La Laurentienne sabre son dividende

La Banque Laurentienne a pris une décision qui n’avait pas été vue depuis presque trois décennies dans le secteur financier: sabrer son dividende.
Photo: Jacques Nadeau Archives Le Devoir La Banque Laurentienne a pris une décision qui n’avait pas été vue depuis presque trois décennies dans le secteur financier: sabrer son dividende.

En plus de voir ses bénéfices plonger au deuxième trimestre, où ses provisions pour pertes sur créances ont bondi en raison de la pandémie de COVID-19, la Banque Laurentienne a pris une décision qui n’avait pas été vue depuis presque trois décennies dans le secteur financier — sabrer son dividende.

La réduction du dividende trimestriel par action est de l’ordre de 40 %, ce qui le fera passer de 67 à 40 ¢, une décision axée sur la « prudence », afin d’avoir plus de « souplesse opérationnelle » dans le cadre d’une situation « sans précédent », a affirmé à plusieurs reprises le président et chef de la direction de la Laurentienne, François Desjardins, au cours d’une conférence téléphonique avec les analystes. « Nous constatons des signes de stabilisation et nous travaillons sur la croissance. En générant de la croissance, les bénéfices vont revenir. Mais je ne peux pas vraiment prédire les six prochains mois. »

79 %
C’est la chute du bénéfice net de la Laurentienne au deuxième trimestre.

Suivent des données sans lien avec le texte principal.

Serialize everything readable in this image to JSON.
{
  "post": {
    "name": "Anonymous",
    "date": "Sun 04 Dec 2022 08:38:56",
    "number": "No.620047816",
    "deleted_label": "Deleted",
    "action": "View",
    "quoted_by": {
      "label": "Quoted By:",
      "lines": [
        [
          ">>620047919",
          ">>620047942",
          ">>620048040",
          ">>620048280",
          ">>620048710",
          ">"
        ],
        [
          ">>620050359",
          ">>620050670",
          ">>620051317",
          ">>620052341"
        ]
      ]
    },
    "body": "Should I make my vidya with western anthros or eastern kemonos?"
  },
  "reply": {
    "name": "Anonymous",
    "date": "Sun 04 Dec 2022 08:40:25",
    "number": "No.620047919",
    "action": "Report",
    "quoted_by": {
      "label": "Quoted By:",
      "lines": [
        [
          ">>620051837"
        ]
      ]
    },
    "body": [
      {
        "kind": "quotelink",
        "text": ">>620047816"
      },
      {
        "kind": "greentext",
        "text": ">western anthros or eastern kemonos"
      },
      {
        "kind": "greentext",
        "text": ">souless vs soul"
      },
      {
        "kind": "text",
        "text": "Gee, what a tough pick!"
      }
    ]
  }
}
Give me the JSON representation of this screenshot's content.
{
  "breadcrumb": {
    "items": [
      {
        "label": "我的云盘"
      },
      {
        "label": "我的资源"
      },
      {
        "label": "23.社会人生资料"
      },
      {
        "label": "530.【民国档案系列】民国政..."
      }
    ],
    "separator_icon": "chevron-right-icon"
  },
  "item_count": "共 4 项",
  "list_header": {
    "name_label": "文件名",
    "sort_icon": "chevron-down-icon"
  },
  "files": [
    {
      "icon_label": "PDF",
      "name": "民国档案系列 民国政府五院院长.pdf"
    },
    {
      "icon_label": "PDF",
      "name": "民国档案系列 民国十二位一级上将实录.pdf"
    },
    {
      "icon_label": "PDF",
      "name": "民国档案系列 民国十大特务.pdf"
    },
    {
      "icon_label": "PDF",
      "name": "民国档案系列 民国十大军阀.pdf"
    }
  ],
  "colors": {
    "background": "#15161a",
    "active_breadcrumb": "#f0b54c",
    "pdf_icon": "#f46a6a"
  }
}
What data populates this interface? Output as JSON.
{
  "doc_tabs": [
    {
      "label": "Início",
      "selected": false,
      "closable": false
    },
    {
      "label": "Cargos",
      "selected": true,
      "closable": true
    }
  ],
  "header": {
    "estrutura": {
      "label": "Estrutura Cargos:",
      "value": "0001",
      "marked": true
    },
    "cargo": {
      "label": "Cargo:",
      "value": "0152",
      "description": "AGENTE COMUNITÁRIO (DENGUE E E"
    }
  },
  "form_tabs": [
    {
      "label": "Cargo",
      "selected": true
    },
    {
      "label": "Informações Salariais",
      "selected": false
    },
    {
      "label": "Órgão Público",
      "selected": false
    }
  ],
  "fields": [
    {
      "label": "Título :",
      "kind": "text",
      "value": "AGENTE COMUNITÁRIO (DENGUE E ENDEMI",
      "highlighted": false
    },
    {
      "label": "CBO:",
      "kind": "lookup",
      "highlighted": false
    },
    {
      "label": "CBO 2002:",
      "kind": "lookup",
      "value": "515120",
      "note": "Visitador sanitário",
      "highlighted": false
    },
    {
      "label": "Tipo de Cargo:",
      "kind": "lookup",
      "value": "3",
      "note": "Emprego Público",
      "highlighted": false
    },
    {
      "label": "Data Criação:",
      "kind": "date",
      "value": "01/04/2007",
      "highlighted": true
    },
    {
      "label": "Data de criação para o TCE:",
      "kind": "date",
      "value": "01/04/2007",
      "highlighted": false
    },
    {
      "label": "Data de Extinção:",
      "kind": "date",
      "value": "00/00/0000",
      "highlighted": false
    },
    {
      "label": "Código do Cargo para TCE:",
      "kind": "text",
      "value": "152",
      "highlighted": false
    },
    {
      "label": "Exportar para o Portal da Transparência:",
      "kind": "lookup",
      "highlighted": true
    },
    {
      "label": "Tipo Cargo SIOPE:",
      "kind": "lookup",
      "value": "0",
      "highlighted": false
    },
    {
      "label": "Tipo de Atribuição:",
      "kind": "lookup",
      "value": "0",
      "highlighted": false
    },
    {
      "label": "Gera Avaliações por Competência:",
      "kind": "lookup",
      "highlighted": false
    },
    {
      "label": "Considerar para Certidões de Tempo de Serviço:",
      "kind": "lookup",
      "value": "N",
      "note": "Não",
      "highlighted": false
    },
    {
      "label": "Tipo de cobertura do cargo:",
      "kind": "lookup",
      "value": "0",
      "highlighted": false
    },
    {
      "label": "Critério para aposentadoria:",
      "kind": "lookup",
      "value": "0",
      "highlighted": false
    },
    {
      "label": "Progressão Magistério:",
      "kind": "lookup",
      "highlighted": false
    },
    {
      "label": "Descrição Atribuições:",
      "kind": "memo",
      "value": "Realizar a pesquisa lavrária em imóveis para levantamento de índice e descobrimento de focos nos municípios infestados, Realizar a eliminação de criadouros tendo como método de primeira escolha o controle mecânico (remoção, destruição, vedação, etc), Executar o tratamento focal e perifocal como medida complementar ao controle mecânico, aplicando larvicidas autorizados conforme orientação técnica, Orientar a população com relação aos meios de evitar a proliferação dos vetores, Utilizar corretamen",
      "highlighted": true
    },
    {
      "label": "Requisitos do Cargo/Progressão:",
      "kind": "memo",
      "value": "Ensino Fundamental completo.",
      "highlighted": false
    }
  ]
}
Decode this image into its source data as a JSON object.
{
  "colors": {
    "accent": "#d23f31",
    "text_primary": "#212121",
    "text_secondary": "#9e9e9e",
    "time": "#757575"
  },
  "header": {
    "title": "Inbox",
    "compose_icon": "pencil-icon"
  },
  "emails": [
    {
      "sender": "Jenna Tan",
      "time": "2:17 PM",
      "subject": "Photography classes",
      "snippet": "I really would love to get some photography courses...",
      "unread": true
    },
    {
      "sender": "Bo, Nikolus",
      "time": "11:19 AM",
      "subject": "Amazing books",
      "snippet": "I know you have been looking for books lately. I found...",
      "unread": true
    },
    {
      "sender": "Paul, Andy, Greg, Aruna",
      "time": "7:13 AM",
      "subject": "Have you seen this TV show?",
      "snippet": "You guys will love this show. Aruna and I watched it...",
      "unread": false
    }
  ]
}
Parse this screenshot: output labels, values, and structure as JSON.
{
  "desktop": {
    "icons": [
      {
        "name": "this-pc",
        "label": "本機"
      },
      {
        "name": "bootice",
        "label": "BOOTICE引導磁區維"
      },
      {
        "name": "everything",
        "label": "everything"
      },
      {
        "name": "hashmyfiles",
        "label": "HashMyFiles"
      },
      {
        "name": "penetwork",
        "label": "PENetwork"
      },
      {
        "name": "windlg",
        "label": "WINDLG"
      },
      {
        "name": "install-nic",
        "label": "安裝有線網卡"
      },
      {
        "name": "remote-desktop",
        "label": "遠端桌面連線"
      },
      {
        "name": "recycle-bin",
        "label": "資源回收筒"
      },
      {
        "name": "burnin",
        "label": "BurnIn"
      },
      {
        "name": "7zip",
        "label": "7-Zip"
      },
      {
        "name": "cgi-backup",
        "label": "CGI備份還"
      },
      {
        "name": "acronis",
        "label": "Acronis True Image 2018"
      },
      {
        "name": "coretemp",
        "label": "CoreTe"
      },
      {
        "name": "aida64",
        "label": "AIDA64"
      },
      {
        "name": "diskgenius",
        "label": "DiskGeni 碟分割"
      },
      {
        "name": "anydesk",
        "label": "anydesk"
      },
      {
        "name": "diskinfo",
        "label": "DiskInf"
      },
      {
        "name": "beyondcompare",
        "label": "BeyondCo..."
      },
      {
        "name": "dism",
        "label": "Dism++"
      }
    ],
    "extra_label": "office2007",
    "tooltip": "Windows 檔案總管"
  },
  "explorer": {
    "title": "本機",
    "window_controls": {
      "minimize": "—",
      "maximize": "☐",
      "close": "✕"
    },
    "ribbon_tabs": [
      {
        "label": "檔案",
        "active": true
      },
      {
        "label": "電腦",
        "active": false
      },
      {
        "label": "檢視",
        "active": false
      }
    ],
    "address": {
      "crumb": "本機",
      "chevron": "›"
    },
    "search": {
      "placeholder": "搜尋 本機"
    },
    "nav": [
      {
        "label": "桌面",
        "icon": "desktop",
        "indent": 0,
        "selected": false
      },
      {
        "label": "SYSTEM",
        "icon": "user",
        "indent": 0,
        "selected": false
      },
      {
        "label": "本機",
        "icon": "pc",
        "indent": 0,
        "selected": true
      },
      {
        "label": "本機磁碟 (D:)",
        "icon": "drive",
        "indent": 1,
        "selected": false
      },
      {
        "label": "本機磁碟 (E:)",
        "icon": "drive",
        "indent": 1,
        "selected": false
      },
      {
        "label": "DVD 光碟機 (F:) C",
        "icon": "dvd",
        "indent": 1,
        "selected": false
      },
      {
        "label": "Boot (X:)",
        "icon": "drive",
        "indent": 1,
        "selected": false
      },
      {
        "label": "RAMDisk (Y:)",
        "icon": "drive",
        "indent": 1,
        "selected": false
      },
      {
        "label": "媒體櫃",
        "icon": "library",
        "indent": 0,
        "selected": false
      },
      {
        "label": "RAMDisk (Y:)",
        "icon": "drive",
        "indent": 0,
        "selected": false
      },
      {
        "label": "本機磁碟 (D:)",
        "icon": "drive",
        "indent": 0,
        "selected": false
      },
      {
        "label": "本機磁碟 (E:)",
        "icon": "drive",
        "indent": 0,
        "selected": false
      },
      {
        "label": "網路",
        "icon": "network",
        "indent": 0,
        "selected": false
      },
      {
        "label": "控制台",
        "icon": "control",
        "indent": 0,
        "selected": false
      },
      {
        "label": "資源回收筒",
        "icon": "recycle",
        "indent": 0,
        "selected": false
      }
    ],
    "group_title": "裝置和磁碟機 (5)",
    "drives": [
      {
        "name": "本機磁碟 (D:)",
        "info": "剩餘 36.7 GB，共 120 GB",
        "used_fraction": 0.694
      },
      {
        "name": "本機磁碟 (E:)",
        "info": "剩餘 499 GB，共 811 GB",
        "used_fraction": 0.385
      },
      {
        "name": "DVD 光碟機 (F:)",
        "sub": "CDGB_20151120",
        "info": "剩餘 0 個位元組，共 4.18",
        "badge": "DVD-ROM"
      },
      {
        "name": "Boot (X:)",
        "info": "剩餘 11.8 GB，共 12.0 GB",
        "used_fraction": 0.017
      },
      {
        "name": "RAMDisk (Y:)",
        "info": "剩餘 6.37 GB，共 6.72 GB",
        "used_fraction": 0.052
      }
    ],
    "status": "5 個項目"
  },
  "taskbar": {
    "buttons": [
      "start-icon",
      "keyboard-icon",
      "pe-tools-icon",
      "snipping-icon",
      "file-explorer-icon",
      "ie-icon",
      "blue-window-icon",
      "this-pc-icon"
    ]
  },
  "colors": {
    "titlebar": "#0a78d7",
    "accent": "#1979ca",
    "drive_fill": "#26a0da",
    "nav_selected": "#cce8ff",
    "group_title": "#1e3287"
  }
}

La Laurentienne a éliminé 200 autres emplois — dont 100 postes en mai — et prévoit que son réseau de 83 succursales en comptera environ 20 de moins d’ici la fin de l’année. En 2016, alors qu’elle allait de l’avant avec sa transformation prévoyant la fin de services au comptoir au profit des services-conseils, la Banque comptait quelque 150 succursales.

Pour la période de trois mois terminée le 30 avril, la Laurentienne a vu son bénéfice net plonger de 79 %, à 8,9 millions, ou 13 ¢ par action. Les provisions pour pertes sur créances se sont établies à 54,9 millions, contre 9,2 millions il y a un an. En date du 30 avril, le montant des paiements reportés pour les prêts personnels, hypothécaires résidentiels et commerciaux totalisait 109 millions. Abstraction faite des éléments non récurrents, la Laurentienne a affiché un bénéfice ajusté de 11,9 millions, ou 20 ¢ par action, en baisse de 76 % par rapport au deuxième trimestre l’an dernier.